IFC, a member of the World Bank Group, with support from the Government of Canada, has completed an $80 million financing package for the construction and operation of a new, grid-connected, 50 megawatt wind farm to help diversify the Dominican Republic’s energy matrix and ease its dependence on imported fossil fuels.
Parques Eólicos del Caribe (Pecasa) will be one of the Dominican Republic’s largest wind farms and is expected to reduce greenhouse gases by about 91,000 tons CO2 equivalent per year, which is roughly comparable to taking 20,000 cars off the road.
Pecasa is owned by Paris-based Akuo Energy SAS.
“As a country that is particularly sensitive to climate change, the Dominican Republic has both a proactive policy to diversify its energy mix and implement more sustainable economic development, and very abundant resources in terms of renewable energy. Established in the region for many years now, in 2016 we thus decided to open a regional office there to act as a bridgehead for our buoyant growth strategy in the Caribbean. The Pecasa funding ratified today launches this growth cycle, and we are very proud to already have the IFC by our side to support our expansion”, says Eric Scotto, CEO and co-founder of Akuo Energy.

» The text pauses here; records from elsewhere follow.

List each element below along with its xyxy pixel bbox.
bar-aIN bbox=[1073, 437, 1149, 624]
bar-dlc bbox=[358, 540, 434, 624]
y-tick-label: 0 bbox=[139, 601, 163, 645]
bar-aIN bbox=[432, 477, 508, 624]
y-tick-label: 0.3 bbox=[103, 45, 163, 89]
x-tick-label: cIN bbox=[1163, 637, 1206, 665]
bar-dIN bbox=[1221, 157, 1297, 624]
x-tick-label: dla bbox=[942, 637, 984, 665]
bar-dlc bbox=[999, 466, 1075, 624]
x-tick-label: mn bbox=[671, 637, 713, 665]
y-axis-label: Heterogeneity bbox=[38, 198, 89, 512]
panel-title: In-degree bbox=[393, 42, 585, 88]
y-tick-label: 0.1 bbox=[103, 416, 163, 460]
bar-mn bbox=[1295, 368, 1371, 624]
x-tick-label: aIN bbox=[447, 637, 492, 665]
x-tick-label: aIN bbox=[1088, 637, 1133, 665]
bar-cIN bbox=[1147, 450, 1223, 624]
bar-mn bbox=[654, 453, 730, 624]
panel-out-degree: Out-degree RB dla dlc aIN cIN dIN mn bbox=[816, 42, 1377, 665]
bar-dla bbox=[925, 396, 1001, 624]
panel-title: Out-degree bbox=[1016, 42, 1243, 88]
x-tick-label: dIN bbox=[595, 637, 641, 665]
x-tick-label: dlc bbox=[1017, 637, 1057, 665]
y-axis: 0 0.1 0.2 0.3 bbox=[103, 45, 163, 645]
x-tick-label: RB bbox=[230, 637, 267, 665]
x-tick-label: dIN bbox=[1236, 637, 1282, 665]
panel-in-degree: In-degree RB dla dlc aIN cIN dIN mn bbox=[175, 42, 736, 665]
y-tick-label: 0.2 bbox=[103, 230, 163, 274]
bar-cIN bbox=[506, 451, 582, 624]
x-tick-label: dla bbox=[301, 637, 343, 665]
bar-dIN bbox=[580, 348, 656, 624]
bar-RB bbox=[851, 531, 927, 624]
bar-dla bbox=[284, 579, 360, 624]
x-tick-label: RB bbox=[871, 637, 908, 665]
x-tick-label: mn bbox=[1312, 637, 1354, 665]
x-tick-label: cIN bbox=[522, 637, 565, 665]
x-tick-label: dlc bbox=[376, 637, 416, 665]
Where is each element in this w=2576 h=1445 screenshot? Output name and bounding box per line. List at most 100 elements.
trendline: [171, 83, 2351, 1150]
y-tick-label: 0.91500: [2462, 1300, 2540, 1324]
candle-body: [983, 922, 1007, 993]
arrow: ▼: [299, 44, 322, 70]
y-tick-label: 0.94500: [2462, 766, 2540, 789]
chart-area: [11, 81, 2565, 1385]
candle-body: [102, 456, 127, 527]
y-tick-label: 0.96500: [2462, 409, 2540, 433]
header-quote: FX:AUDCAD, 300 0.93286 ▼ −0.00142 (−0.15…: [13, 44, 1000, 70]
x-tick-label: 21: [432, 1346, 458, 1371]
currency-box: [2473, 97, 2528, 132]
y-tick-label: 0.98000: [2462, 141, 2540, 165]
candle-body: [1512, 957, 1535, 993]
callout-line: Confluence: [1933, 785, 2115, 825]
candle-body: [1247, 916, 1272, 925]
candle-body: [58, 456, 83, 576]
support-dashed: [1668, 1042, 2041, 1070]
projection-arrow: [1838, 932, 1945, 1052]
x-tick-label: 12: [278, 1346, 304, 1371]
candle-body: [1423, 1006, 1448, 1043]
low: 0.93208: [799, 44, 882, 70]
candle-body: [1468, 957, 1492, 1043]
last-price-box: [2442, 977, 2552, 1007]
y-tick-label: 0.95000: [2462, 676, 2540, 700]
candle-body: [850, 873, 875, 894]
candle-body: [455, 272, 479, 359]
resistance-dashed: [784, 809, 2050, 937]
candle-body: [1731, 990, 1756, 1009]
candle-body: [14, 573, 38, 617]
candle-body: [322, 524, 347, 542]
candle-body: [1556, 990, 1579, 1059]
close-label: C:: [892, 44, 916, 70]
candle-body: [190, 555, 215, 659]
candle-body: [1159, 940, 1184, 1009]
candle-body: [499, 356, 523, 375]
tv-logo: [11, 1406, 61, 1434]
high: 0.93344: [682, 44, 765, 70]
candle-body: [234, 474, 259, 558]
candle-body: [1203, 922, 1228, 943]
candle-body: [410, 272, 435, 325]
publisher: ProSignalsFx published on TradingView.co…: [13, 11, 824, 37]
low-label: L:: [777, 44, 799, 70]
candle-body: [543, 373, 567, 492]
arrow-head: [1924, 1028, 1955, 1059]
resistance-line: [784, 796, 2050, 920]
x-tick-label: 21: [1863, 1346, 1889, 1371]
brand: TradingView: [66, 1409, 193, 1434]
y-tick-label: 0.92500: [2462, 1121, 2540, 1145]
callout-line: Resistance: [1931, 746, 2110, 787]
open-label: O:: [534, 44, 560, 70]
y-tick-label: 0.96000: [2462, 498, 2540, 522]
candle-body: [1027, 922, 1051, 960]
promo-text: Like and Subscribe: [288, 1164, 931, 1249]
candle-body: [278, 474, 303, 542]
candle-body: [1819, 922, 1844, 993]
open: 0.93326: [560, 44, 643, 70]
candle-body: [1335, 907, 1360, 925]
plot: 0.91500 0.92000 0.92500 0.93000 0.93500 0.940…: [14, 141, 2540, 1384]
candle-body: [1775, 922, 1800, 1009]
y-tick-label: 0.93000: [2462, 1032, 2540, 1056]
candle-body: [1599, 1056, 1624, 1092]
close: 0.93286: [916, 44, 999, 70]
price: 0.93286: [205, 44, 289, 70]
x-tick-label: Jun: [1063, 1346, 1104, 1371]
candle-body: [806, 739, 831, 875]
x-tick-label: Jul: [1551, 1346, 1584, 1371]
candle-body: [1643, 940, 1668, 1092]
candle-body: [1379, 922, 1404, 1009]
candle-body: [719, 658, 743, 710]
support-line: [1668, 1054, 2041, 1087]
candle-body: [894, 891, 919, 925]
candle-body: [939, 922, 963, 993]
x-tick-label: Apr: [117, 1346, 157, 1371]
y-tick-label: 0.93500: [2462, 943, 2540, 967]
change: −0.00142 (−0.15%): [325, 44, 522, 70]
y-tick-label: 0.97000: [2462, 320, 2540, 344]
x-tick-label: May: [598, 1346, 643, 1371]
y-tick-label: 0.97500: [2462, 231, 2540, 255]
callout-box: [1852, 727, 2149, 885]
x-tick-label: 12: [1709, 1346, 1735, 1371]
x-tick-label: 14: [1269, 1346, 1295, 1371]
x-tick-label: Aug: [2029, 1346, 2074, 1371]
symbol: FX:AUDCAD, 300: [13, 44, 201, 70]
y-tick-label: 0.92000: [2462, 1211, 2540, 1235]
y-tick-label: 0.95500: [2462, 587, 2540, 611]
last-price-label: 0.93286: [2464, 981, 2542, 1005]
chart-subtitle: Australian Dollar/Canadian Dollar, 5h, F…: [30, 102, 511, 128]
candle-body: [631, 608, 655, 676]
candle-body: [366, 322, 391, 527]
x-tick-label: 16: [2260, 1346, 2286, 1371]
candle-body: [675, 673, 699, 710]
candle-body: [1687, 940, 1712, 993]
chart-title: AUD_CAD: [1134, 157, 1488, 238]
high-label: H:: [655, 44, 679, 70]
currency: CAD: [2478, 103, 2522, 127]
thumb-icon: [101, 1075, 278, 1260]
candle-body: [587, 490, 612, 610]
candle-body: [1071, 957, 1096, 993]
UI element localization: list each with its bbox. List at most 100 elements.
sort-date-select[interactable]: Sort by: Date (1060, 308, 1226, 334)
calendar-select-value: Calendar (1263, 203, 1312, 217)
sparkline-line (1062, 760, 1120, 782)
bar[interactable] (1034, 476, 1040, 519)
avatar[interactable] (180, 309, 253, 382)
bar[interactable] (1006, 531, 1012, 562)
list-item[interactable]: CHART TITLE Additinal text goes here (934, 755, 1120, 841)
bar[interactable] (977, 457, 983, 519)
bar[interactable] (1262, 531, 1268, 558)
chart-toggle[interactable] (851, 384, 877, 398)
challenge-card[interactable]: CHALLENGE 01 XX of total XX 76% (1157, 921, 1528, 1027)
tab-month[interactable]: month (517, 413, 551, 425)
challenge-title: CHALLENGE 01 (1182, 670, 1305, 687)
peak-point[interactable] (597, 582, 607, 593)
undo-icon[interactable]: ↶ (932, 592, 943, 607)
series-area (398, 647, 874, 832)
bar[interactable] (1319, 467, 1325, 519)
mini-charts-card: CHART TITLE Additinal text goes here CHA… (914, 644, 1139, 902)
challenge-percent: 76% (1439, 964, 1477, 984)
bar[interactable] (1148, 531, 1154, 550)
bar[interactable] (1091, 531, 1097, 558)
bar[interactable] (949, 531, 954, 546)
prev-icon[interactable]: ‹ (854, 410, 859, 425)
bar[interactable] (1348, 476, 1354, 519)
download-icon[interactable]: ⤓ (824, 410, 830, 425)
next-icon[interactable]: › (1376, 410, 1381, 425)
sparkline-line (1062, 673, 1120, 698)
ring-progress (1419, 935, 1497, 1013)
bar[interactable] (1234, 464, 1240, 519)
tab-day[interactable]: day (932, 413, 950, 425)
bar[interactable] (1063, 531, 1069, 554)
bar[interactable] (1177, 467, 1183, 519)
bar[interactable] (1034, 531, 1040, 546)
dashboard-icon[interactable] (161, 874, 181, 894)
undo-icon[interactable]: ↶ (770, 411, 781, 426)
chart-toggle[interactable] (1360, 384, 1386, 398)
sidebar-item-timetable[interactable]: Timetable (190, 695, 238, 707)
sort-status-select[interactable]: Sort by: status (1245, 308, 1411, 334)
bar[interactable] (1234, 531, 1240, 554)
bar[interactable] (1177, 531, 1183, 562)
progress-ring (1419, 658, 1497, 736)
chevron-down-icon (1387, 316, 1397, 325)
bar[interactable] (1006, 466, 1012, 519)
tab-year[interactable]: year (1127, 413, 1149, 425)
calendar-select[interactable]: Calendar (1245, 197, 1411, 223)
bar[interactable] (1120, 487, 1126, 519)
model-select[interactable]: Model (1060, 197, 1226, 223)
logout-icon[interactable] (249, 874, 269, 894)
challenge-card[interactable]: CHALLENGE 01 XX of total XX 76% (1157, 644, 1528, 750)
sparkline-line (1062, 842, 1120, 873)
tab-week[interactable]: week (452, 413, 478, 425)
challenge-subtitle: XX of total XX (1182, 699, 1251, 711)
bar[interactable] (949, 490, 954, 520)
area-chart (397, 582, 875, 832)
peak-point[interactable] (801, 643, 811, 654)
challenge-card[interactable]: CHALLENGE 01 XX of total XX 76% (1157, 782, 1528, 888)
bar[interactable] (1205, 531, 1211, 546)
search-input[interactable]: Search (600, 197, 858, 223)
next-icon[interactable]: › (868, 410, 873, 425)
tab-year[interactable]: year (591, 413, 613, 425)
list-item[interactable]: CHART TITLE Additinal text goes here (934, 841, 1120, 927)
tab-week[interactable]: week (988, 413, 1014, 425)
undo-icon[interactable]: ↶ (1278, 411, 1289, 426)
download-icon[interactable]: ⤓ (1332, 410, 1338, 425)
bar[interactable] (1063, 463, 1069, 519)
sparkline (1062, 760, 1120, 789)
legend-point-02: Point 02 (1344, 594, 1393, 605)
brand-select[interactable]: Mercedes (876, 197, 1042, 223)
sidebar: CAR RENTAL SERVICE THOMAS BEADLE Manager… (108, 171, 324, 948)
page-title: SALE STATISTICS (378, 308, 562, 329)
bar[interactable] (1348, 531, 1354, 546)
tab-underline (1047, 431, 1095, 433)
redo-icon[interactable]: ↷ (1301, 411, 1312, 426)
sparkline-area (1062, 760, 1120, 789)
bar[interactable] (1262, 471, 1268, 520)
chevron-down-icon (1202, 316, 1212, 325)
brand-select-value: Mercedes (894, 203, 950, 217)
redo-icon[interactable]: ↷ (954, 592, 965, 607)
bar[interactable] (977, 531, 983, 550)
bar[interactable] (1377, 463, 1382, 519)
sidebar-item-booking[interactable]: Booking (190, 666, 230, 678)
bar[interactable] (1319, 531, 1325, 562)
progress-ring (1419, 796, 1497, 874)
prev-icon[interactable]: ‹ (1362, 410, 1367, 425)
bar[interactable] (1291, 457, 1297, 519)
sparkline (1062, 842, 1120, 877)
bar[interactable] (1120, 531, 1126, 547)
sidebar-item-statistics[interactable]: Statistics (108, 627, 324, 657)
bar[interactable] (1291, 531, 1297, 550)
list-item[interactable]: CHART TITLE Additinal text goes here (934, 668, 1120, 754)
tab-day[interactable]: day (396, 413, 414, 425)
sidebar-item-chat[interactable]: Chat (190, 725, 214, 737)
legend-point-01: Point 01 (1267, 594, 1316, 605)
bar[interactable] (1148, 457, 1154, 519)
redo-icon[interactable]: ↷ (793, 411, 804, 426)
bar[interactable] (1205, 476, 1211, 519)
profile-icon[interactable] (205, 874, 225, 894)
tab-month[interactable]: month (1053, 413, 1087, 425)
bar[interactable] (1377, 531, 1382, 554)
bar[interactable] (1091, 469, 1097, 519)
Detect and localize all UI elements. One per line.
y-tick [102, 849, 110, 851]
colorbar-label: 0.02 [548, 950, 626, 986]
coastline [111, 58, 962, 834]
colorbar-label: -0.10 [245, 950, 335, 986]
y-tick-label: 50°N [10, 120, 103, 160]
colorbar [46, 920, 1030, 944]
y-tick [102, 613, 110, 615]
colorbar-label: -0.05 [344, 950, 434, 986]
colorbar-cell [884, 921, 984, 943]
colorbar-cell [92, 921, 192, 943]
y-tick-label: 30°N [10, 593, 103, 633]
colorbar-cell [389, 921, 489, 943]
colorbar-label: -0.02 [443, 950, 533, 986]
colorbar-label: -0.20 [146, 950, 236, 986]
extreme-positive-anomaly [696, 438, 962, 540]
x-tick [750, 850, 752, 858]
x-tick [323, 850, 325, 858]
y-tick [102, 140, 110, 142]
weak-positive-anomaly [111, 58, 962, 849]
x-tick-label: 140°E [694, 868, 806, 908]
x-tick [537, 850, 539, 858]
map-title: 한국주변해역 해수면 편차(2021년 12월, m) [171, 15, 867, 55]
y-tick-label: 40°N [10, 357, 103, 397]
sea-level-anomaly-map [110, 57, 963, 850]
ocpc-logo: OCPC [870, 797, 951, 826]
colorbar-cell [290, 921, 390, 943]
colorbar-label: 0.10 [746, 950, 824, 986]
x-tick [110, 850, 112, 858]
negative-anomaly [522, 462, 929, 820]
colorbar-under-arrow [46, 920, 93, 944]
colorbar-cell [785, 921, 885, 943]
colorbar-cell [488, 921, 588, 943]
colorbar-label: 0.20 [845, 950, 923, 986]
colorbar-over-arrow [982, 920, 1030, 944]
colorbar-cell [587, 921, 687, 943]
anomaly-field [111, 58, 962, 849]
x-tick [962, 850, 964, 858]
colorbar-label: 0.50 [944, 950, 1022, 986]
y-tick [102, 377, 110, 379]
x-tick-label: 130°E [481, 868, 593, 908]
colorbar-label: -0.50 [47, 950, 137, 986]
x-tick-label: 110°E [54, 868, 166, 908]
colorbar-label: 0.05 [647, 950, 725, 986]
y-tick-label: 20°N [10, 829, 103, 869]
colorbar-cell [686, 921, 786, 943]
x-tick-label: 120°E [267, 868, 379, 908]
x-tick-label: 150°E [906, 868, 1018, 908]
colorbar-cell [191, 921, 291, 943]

Fuel imports account for almost 80 percent of the Dominican Republic’s energy needs. This dependence has led to high electricity prices, which create a burden on the economy. Like many of its Caribbean neighbors, the Dominican Republic is vulnerable to the environmental impacts associated with fossil fuels and climate change, such as rising sea levels, coral bleaching and changes in the frequency of tropical storms. It has set an ambitious target to cut greenhouse gas emissions by 25 percent by 2030.
“Pecasa supports the Dominican Republic’s goals for ramping up renewable energy with a new, low-carbon power source,” said Luc Grillet, IFC Senior Manager for Central America and the Caribbean. “The project will help the country’s competitiveness and reduce greenhouse gases. IFC looks forward to continuing to support investments in the country’s power sector in line with ongoing progress on the National Pact for the Reform of the Power Sector.”
Over the past 25 years, the Dominican Republic has seen some of the strongest economic growth in Latin America and the Caribbean. Investments in the country’s energy sector are crucial to its sustained growth, and to improving Dominicans’ standard of living. On average, energy demand has grown by 3.6 percent over the last five years.
Located on the country’s northern coast, about 260 kilometers from Santo Domingo, Pecasa has a total project cost of $125 million and is expected to become operational in the first half of 2019. IFC arranged a financing package which includes $18.5 million for IFC’s own account, $18 million from the Dutch Development Bank (FMO), $17 million from the IFC-Canada Climate Change Program (a partnership between the Government of Canada and IFC), $15 from million Proparco, the French development finance institution, and $11.5 million from the German Investment Corporation (DEG).
Pecasa’s construction will be made possible thanks to the government of Canada’s instrumental contribution, which helped make the financing package viable.
“At COP23, Canada and the UK launched the Powering Past Coal Alliance for the phase down of coal-fired electricity. Using clean, renewable energy is key to tackling climate change and creating good, middle-class jobs. And the Government of Canada is proud to support this private-sector led initiative which is helping the Dominican Republic reduce its reliance on fossil fuels by adding wind power as an energy source,” said the Honourable Catherine McKenna, Canada’s Minister of Environment and Climate Change.
Pecasa will sell all its energy output to the government-owned power company, Corporación Dominicana de Empresas Eléctricas Estatales (CDEEE), through a dollar-denominated power purchase agreement for a 20-year term.
This IFC investment complements a $358 million program of the World Bank and a group of development partners aimed at improving the Dominican Republic’s power grid by reducing energy losses and increasing revenue collections.
Addressing the challenge of climate change is a strategic priority for IFC. Since 2005, IFC has invested $18.3 billion of its own funds and mobilized an additional $11 billion from other investors to finance climate-smart projects across the globe. This includes investments in the Dominican energy sector related to the distribution of liquefied natural gas, and the construction of wind farms and power lines.
Since the Dominican Republic became a member of IFC in 1961, IFC has invested more than $1 billion in the country’s private sector. IFC currently has a $384 million portfolio in the Dominican Republic, including $172 million mobilized by partner institutions.